UN CONTRAT SOCIAL DU XXIÈME SIÈCLE : Priorité 3

  • Remettre notre école au cœur de notre contrat social et en faire le premier levier de l’égalité des chances
  • Décentraliser le pilotage des établissements, pour remettre l’école au cœur du territoire et renforcer l’engagement des citoyens au service de leurs enfants
  • Créer dans les territoires un conseil d’évaluation des établissements scolaires, conseil regroupant toutes les composantes de la communauté éducative
  • Traiter la difficulté scolaire de manière personnalisée, au sein des établissements en utilisant des approches nouvelles portées par la société civile

 

  • Donner des chances égales à chacun de développer ses capacités et rendre aux personnes leur autonomie sociale et économique
  • Créer un système de protection simplifié et universel en remplacement de la mosaïque de régimes qui rend notre système coûteux et illisible
  • Ouvrir les conseils d’administration à la société civile aux côtés des partenaires sociaux
  • Ouvrir la perspective d’un Compte Personnel Universel pour que chacun puisse gérer sa sécurité sociale de manière autonome et responsable.
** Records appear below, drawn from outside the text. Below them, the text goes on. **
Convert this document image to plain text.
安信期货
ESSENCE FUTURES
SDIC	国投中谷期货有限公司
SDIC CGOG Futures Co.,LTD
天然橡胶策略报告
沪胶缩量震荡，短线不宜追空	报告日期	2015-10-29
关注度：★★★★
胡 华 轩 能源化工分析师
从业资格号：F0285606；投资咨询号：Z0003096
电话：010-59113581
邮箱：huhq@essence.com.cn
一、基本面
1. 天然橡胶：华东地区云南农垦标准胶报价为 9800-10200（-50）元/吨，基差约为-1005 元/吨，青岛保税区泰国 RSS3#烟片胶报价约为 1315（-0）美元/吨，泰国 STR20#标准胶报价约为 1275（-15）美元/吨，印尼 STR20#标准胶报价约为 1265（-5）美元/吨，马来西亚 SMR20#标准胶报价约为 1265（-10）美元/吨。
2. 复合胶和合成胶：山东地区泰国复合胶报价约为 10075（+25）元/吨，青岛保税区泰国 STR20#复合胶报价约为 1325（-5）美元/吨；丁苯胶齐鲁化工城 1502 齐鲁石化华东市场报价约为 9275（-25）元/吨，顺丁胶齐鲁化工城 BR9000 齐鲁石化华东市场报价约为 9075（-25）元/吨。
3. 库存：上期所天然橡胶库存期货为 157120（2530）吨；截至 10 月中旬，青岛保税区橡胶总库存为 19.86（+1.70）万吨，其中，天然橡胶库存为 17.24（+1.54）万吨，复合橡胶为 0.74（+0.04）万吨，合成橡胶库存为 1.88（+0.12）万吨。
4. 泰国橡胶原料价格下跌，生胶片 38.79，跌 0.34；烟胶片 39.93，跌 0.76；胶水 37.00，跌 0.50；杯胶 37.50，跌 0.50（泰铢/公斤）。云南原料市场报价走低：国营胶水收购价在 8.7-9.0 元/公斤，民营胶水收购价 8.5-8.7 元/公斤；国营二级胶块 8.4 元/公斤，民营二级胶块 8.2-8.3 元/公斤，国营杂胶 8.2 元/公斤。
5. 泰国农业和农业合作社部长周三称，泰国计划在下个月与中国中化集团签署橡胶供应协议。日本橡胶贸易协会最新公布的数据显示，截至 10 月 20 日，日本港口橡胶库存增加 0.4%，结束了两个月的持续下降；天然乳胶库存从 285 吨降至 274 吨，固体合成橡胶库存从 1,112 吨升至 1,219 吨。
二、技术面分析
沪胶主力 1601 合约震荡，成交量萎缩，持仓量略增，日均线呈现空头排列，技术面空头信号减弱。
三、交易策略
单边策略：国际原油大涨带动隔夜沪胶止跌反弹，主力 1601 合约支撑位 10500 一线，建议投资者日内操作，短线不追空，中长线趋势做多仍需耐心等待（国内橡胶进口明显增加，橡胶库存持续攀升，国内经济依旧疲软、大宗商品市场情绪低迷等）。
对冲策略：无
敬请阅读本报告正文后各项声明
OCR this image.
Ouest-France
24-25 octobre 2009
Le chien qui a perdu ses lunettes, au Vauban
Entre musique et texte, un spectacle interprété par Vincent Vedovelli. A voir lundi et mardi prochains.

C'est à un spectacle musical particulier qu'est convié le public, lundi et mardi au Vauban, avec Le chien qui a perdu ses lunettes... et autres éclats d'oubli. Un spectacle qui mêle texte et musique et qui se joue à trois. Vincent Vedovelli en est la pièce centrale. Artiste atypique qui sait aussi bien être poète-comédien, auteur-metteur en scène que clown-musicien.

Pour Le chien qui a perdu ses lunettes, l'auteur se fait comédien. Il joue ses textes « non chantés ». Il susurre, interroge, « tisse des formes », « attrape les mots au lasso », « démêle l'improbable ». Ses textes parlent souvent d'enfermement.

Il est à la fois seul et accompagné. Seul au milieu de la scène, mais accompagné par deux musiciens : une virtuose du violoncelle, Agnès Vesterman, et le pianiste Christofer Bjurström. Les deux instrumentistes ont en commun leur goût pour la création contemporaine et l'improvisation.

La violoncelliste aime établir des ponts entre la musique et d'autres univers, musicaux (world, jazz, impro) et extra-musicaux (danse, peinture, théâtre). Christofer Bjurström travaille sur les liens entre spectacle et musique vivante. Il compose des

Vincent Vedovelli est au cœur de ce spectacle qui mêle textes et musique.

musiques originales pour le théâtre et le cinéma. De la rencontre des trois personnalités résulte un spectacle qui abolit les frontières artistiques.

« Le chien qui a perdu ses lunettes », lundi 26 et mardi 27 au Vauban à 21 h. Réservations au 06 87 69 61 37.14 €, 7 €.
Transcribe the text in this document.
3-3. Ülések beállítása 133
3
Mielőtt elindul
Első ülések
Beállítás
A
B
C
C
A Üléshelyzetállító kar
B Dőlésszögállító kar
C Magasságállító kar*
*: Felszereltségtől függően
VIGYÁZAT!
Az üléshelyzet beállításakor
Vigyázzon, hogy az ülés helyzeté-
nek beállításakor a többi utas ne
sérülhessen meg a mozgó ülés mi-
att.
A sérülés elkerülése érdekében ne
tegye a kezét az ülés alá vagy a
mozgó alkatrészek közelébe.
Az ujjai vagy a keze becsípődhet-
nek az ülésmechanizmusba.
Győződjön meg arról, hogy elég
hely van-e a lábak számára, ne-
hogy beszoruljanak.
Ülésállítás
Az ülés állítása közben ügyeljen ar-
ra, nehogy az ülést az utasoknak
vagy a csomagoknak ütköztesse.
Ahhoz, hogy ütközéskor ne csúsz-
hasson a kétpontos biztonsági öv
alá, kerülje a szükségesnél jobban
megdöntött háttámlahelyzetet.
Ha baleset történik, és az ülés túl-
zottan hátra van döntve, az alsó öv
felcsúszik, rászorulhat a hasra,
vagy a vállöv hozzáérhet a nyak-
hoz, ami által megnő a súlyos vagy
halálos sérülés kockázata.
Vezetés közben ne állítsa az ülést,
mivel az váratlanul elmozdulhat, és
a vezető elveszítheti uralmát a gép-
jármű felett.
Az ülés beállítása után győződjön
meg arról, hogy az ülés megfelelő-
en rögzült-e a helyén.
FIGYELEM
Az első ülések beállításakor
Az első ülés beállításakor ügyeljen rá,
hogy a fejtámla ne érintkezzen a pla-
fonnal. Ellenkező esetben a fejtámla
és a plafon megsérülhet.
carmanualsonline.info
Faire de ce CPU le levier d’une nouvelle approche en matière de justice sociale

 

* * *

LA PROTECTION DES FRANÇAIS : Priorité 4

  • Permettre aux habitants de nos territoires de vivre de manière paisible
  • Relocaliser la gouvernance des politiques de sécurité publique
  • Transformer les polices municipales en polices intercommunales et les doter des habilitations nécessaires pour élargir leur champ d’intervention
  • Étendre la procédure de contravention à l’ensemble des infractions qui troublent l’ordre public
  • Investir massivement, via des contrats à impact social, dans des programmes visant à diminuer le taux de récidive des primo-délinquants

 

  • Donner à notre justice des moyens conformes au rôle que nous lui attribuons dans notre société
  • Achever la refonte de la carte judiciaire
  • Transformer nos procédures de production des lois et simplifier les normes applicables
  • Augmenter les effectifs pour les ramener dans la moyenne européenne
  • Modifier le mode d’élection des magistrats au CSM et sur cette base, renforcer son rôle en matière de nomination des magistrats du Parquet

 

UN PROJET POUR RÉPONDRE AUX URGENCES DE NOTRE SIÈCLE

Il faut savoir affronter en face l’échec de ce que l’on nomme aujourd’hui « libéralisme » et reconnaître que le concept a été dévoyé. La rhétorique du libre marché a débouché dans de très nombreux secteurs sur la disparition de la concurrence et, à l’image des GAFA, à l’apparition de monopoles planétaires aussi puissants que les États eux-mêmes. Pratiqué au nom de la liberté des hommes, ce libéralisme d’un nouveau genre a exclu les plus faibles et les moins aisés de la propriété et a créé une armée de travailleurs précarisés et de chômeurs qui ne possèdent rien en propre, ne se voient offrir aucune perspective et n’ont rien à envier aux bataillons de prolétaires créés sous les régimes communistes.

Face à ce « libéralisme », notre État providence a aussi montré ses limites. En instaurant de trop fortes inégalités statutaires, il a progressivement transformé notre pays en une gigantesque mosaïque de castes à l’intérieur desquelles chacun défend ses « acquis sociaux », la plupart du temps au détriment de l’intérêt général. L’Etat, en devenant tentaculaire, a peu à peu mis en tutelle la société française tout entière et il s’est substitué à la naturelle solidarité entre les gens.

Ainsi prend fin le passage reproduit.